Adrián había esperado con cierta impaciencia el día en que regresaría a visitar el pueblo del cual meses atrás había salido para emigrar a la gran ciudad. Aquella mañana se levantó muy temprano, se vistió rápidamente, corrió hacia el baño, se lavó la cara y se peinó los largos pelos lacios que le caían como cerquillo por la frente. Buscó su mochila en su pequeña habitación, chequeó que allí estuviera su pasaje y el dinero que había reservado para ese día y salió de casa presuroso. Minutos después llegó corriendo a la estación del tren. Estaba empapado de sudor y muy agitado, pero aliviado de haber llegado a tiempo. Un viento fresco circulaba por allí esa mañana, pero él no lo sintió. Apenas se dio cuenta de la gente que lo rodeaba. El tren ya estaba por partir. Adrián se acercó a la fila donde el último pasajero estaba terminando de subir. Repentinamente miró al cielo que se tornaba celeste y pensó que ese iba a ser un lindo día, respiró profundamente y algo más aliviado caminó lento. El boletero lo apuró con un gesto de manos señalándole el vagón a donde debía ir. Adrián volvió a acelerar su andar y de un salto trepó al viejo carro. Buscó su asiento, guardó su mochila y se sentó exhalando un gran suspiro.
Luego de estar mirando un rato por la ventana del tren, por el cual podía apreciar el paisaje desértico de la costa, lleno de dunas y pequeñas estribaciones, se quedó dormido. Dos horas más tarde había llegado a su destino. Un pitido muy sonoro lo despertó.
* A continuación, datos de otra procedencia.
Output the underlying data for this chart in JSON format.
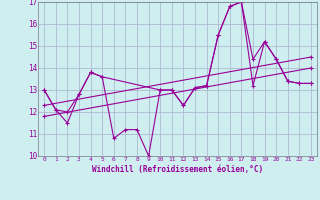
{
  "xlabel": "Windchill (Refroidissement éolien,°C)",
  "background_color": "#ceeef0",
  "grid_color": "#aab0cc",
  "line_color": "#990099",
  "xlim": [
    -0.5,
    23.5
  ],
  "ylim": [
    10,
    17
  ],
  "xticks": [
    0,
    1,
    2,
    3,
    4,
    5,
    6,
    7,
    8,
    9,
    10,
    11,
    12,
    13,
    14,
    15,
    16,
    17,
    18,
    19,
    20,
    21,
    22,
    23
  ],
  "yticks": [
    10,
    11,
    12,
    13,
    14,
    15,
    16,
    17
  ],
  "series": [
    {
      "x": [
        0,
        1,
        2,
        3,
        4,
        5,
        6,
        7,
        8,
        9,
        10,
        11,
        12,
        13,
        14,
        15,
        16,
        17,
        18,
        19,
        20,
        21,
        22,
        23
      ],
      "y": [
        13.0,
        12.1,
        11.5,
        12.8,
        13.8,
        13.6,
        10.8,
        11.2,
        11.2,
        10.0,
        13.0,
        13.0,
        12.3,
        13.1,
        13.2,
        15.5,
        16.8,
        17.0,
        13.2,
        15.2,
        14.4,
        13.4,
        13.3,
        13.3
      ]
    },
    {
      "x": [
        0,
        1,
        2,
        3,
        4,
        5,
        10,
        11,
        12,
        13,
        14,
        15,
        16,
        17,
        18,
        19,
        20,
        21,
        22,
        23
      ],
      "y": [
        13.0,
        12.1,
        12.0,
        12.8,
        13.8,
        13.6,
        13.0,
        13.0,
        12.3,
        13.1,
        13.2,
        15.5,
        16.8,
        17.0,
        14.4,
        15.2,
        14.4,
        13.4,
        13.3,
        13.3
      ]
    },
    {
      "x": [
        0,
        23
      ],
      "y": [
        11.8,
        14.0
      ]
    },
    {
      "x": [
        0,
        23
      ],
      "y": [
        12.3,
        14.5
      ]
    }
  ]
}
Era el tren anunciando su llegada. Adrián se levantó de un brinco de su asiento, cogió sus cosas y corrió hasta la puerta del vagón, quería ser el primero en bajar. Cuando la puerta se abrió, haciendo un chillido que le estremeció los dientes, el sol de la mañana lo bañó por completo con sus rayos tibios. Él sintió ese calorcito como una buena bienvenida. Bajó lento como queriendo empaparse en cada paso con el rocío húmedo de la mañana. Estaba sonriente. Miró el viejo edificio de la estación, y volteó a ver a sus alrededores, parecía que nada había cambiado. Desde que él tenía uso de razón ese lugar siempre había sido así. Empezó a caminar. Cruzó la avenida y llegó donde estaba la larga fila de vendedores ambulantes de comida. Panes, rosquitas, jugos, chicharrones, anticuchos, papas rellenas, y otras tantas comidas para satisfacer el hambre matutino de los caminantes. Olores y pregones se mezclaban en ese ambiente, los cuales se podían sentir penetrando agudamente en cada uno de los sentidos. A esa hora había mucha gente. Adrián caminó entre ellos abriéndose paso con dificultad.
De pronto recordó algo y fijo su mirada en una casa amarilla al otro lado de la vereda, allí en su pequeña ventana pudo ver a una chica de cabello castaño que se había asomado a ver a la gente pasar. Era Mayra su amiga de infancia y adolescencia. Aquella a quien no había vuelto a hablar después que el enamorado de ella los descubriera a punto de besarse y le propinara un puñete que lo dejó varios días con el cachete rojo. Luego de ese incidente, Mayra le escribió una nota pidiéndole que ya no la buscara más, que no quería tener más problemas con su enamorado y que ya no quería ser su amiga. A él esa nota le estrujó el vientre de rabia y le llenó los ojos de tristeza. Arrugó furioso el papel y con ella entre su puño le dio muchos golpe a la pared de su cuarto hasta que los nudillos de los dedos parecían que iban a sangrar. Su rostro se le encendió como si todos los sentimientos le estuvieran ardiendo por dentro. Pareció que estaba a punto de estallar. Fue al baño, hizo mil pedazos el papel sobre la taza del inodoro y luego jaló la palanca. Pero la rabia no se le pasó, así que le volvió a dar más puñetes a la pared del baño, y luego ya cansado, adolorido pero más tranquilo, se lavó las manos, se limpió la nariz, y le dijo adiós a los últimos restos de papel escupiendo sobre ellos y volviendo a jalar la palanca. No tenía ganas de volverla a ver en su vida, no tenía ganas de volverse a enamorar.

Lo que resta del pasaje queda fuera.